After more than a year without a state budget, House and Senate Republican leaders announced a framework on May 12. The final bill is still being drafted. The veto math is uncertain. And what’s in the framework — and what’s not — matters significantly for anyone doing business in or with North Carolina government.
North Carolina has been operating without a comprehensive two-year budget since 2023 — making it the only state in the country in that position — leaving state agencies running at 2023 spending levels, roughly 3,000 state jobs legally frozen, and a staffing crisis spreading across public safety, health care, and education. On May 12, 2026, House Speaker Destin Hall and Senate leader Phil Berger announced a framework agreement after months of closed-door negotiations.
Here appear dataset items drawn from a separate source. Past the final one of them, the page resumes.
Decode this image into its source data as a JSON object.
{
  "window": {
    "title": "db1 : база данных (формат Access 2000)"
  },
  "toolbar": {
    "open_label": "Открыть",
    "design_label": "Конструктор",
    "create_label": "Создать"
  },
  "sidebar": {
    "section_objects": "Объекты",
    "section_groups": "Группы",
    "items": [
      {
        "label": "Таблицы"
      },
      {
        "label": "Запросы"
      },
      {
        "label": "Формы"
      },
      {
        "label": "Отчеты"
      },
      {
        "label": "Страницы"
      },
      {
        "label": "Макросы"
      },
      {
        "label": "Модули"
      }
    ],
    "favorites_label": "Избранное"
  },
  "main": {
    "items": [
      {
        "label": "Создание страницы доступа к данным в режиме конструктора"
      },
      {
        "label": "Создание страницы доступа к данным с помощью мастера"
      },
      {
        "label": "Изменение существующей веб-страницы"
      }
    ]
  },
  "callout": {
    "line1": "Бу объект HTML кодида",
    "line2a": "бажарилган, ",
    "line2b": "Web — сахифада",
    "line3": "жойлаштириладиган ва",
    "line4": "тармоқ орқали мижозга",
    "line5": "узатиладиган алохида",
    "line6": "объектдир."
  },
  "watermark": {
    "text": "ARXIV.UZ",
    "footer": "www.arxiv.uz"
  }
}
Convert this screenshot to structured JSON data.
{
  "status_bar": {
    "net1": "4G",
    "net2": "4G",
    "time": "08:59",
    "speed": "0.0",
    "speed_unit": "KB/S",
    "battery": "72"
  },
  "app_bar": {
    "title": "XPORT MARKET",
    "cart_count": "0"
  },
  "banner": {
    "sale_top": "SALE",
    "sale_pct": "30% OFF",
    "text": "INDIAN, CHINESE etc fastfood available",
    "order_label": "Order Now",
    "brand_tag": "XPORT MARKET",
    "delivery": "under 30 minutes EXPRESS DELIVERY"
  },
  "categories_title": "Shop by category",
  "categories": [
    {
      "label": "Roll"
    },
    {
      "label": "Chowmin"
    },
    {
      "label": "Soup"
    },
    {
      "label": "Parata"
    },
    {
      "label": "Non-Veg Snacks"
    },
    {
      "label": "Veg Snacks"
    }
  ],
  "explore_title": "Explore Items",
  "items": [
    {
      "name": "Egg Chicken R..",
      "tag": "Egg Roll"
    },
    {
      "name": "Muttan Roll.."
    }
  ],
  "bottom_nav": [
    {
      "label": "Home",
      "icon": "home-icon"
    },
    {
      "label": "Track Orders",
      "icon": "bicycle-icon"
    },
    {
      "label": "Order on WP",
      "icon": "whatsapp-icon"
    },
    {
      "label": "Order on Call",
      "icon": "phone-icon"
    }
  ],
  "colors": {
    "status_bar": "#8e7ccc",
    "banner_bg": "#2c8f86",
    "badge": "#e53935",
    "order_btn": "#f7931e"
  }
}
Berger was direct about what the announcement was and was not: ‘This is a starting point. There’s still a lot that will need to be decided and discussed.’ Budget writers are still working out the specifics of what will become a conference committee report incorporated into Senate Bill 257, the 2025 Appropriations Act, before going to a final vote. Hall said he hoped to have a final budget to vote on by mid-June. The full bill text has not yet been filed.
What has been agreed to is consequential for state government, for the companies and organizations that depend on state funding, and for the long-term fiscal architecture of North Carolina. What remains unresolved — and there is more unresolved than the framework announcement suggested — deserves as much attention as the headline numbers.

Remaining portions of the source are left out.